Die Weltgesundheitsorganisation weiß, wie vielschichtig und brisant die Beschäftigung mit den Themen Macht und Gewalt ist. Denn wenn „man in der Bevölkerung das Bewusstsein dafür weckt, dass sich Gewalt verhüten lässt, hat man allerdings nur einen ersten Schritt auf dem Weg gemacht, der zu einer wirksamen Gegenwehr führen soll. Gewalt ist ein äußerst heikles Problem. Viele Menschen haben in ihrem Beruf Schwierigkeiten, sich dem Gewaltproblem zu stellen, weil es unangenehme, ihr eigenes Privatleben berührende Fragen aufwirft. Wenn man über Gewalt spricht, kann man sich den komplizierten Zusammenhängen von Moral, Ideologie und Kultur nicht entziehen. Deshalb stößt eine offene Debatte über das Thema häufig auf offizielle wie persönliche Widerstände“ (WHO 2003, 3).

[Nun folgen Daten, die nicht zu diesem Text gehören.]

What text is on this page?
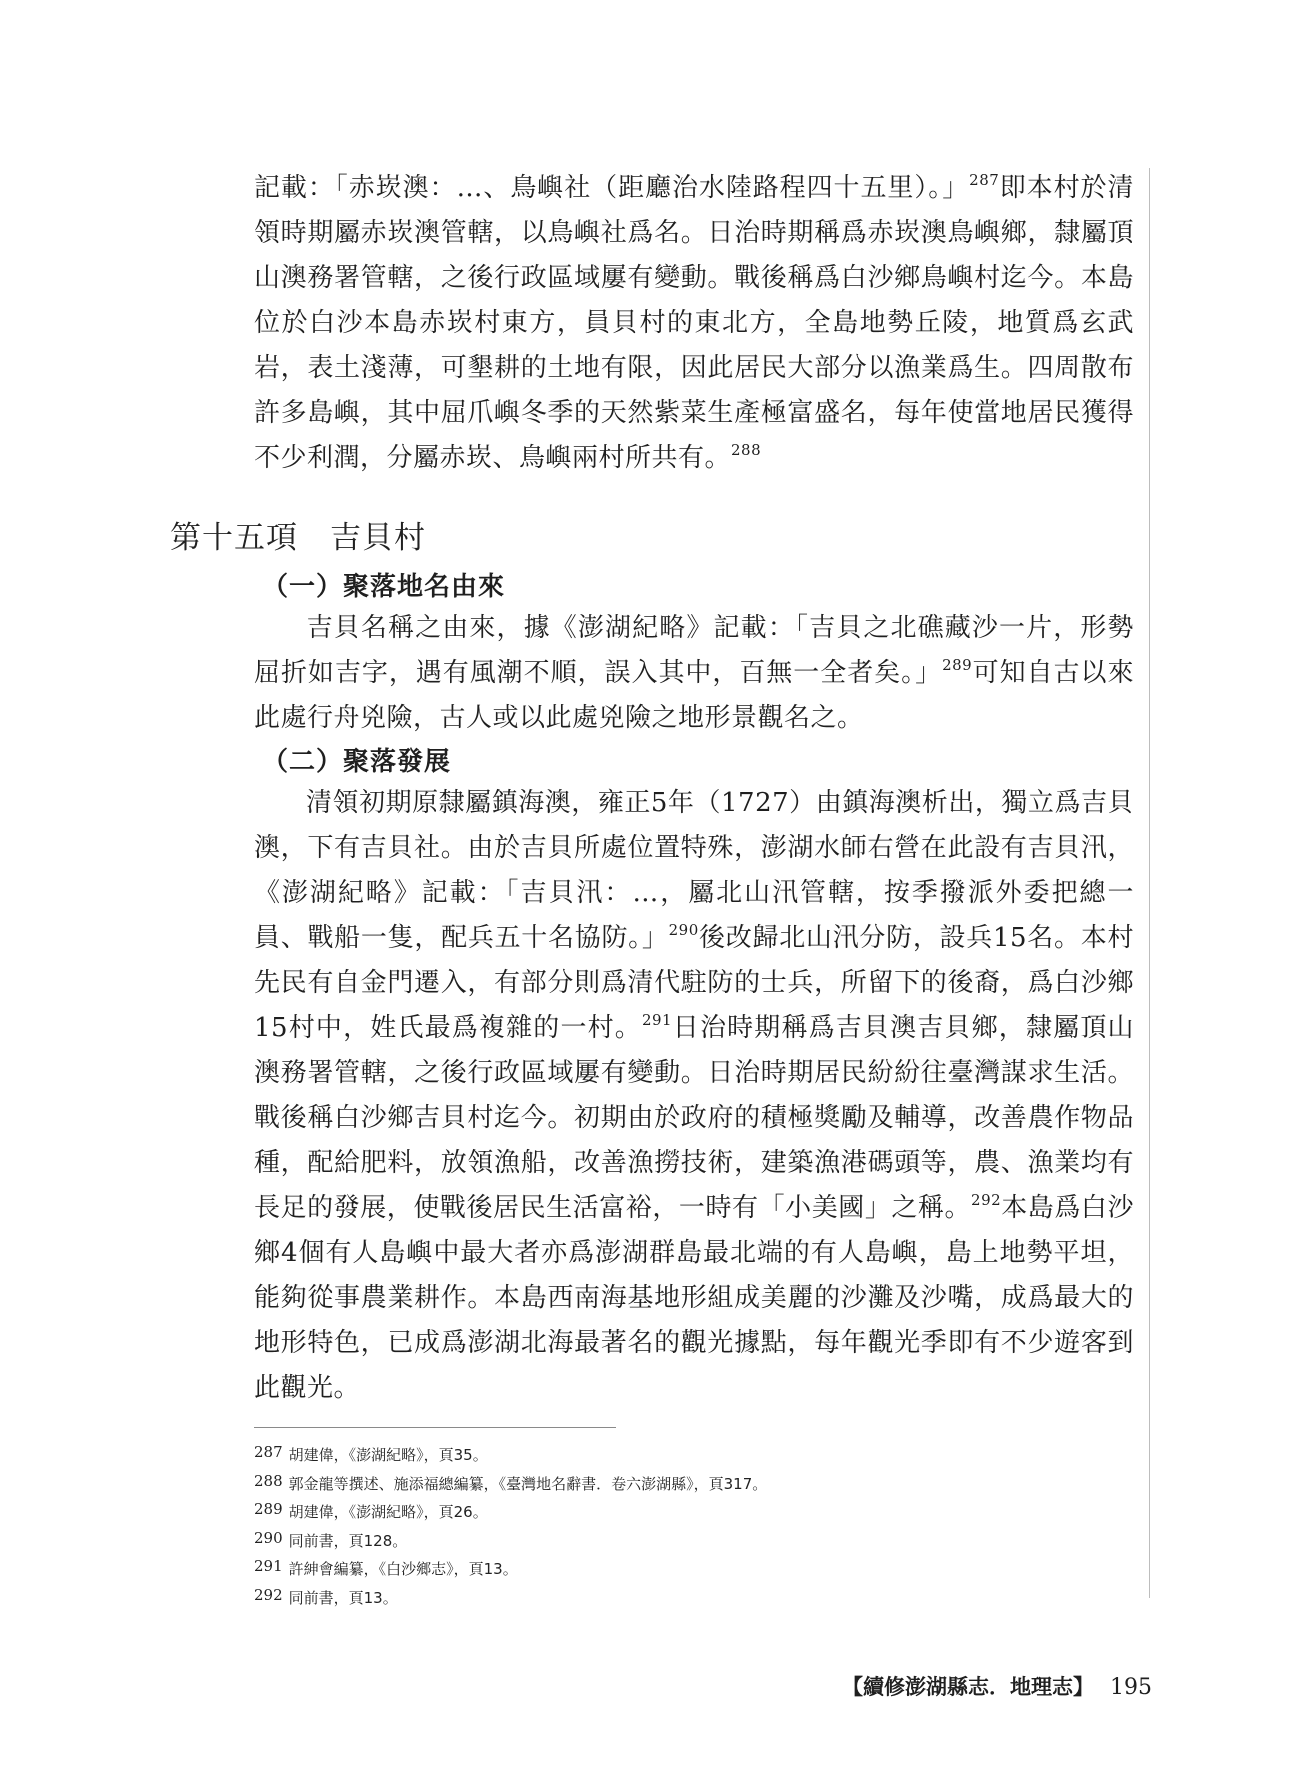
記載：「赤崁澳：…、鳥嶼社（距廳治水陸路程四十五里）。」$^{287}$即本村於清領時期屬赤崁澳管轄，以鳥嶼社爲名。日治時期稱爲赤崁澳鳥嶼鄉，隸屬頂山澳務署管轄，之後行政區域屢有變動。戰後稱爲白沙鄉鳥嶼村迄今。本島位於白沙本島赤崁村東方，員貝村的東北方，全島地勢丘陵，地質爲玄武岩，表土淺薄，可墾耕的土地有限，因此居民大部分以漁業爲生。四周散布許多島嶼，其中屈爪嶼冬季的天然紫菜生產極富盛名，每年使當地居民獲得不少利潤，分屬赤崁、鳥嶼兩村所共有。$^{288}$

第十五項　吉貝村
（一）聚落地名由來

吉貝名稱之由來，據《澎湖紀略》記載：「吉貝之北礁藏沙一片，形勢屈折如吉字，遇有風潮不順，誤入其中，百無一全者矣。」$^{289}$可知自古以來此處行舟兇險，古人或以此處兇險之地形景觀名之。

（二）聚落發展

清領初期原隸屬鎮海澳，雍正5年（1727）由鎮海澳析出，獨立爲吉貝澳，下有吉貝社。由於吉貝所處位置特殊，澎湖水師右營在此設有吉貝汛，《澎湖紀略》記載：「吉貝汛：…，屬北山汛管轄，按季撥派外委把總一員、戰船一隻，配兵五十名協防。」$^{290}$後改歸北山汛分防，設兵15名。本村先民有自金門遷入，有部分則爲清代駐防的士兵，所留下的後裔，爲白沙鄉15村中，姓氏最爲複雜的一村。$^{291}$日治時期稱爲吉貝澳吉貝鄉，隸屬頂山澳務署管轄，之後行政區域屢有變動。日治時期居民紛紛往臺灣謀求生活。戰後稱白沙鄉吉貝村迄今。初期由於政府的積極獎勵及輔導，改善農作物品種，配給肥料，放領漁船，改善漁撈技術，建築漁港碼頭等，農、漁業均有長足的發展，使戰後居民生活富裕，一時有「小美國」之稱。$^{292}$本島爲白沙鄉4個有人島嶼中最大者亦爲澎湖群島最北端的有人島嶼，島上地勢平坦，能夠從事農業耕作。本島西南海基地形組成美麗的沙灘及沙嘴，成爲最大的地形特色，已成爲澎湖北海最著名的觀光據點，每年觀光季即有不少遊客到此觀光。

287 胡建偉，《澎湖紀略》，頁35。
288 郭金龍等撰述、施添福總編纂，《臺灣地名辭書．卷六澎湖縣》，頁317。
289 胡建偉，《澎湖紀略》，頁26。
290 同前書，頁128。
291 許紳會編纂，《白沙鄉志》，頁13。
292 同前書，頁13。
【續修澎湖縣志．地理志】 195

Mit der WHO-Stellungnahme wurde die Hoffnung verbunden, die übliche „Geheimniskrämerei“, die „Tabus“ aufzudecken „und das Gefühl der Unvermeidbarkeit“ zu hinterfragen. Dieses Anliegen müsste noch immer auf der Tagesordnung stehen. Gewalt im Umfeld behinderter Kinder, Frauen und Männer existiert. Sie hat sich im Verlauf der letzten Jahrzehnte gewandelt, ist versteckter, unsichtbarer geworden und verbindet sich mit subtilen Zwang. Manchmal ist nahezu alles beim Alten geblieben: Sexueller Missbrauch und Grenzverletzungen in Einrichtungen kommen so lange nicht vor, bis sie bekannt werden… Studien belegen übereinstimmend die Häufigkeit der Übergriffe auf jene, die sich nicht wehren (können). Und die verbreitete Pflege in der Familie bedeutet für die behinderten, alten Personen Abhängigkeit und oft Isolation. Verbaler und handgreiflicher Gewalt haben sie wenig entgegen zu setzen, nur interessiert es die Öffentlichkeit wenig.
Das Behindertenbild schwankt in der Wahrnehmung zwischen Superheld und Tragödie, eine Normalität des Unnormalen ist nicht in Sicht. Die Heilpädagogik, die schon im Namen ihren Reparaturwillen preisgibt, entfaltet – bis auf Ausnahmen – einen normalisierenden Charakter, der an den Betroffenen vorbeigeht und sie in Leib und Seele verfolgt. Auch zehn Jahre ratifizierte Behindertenrechtskonvention haben daran wenig geändert, obwohl in der Vereinbarung viel von Freiheit, Autonomie und Selbstbestimmung die Rede ist.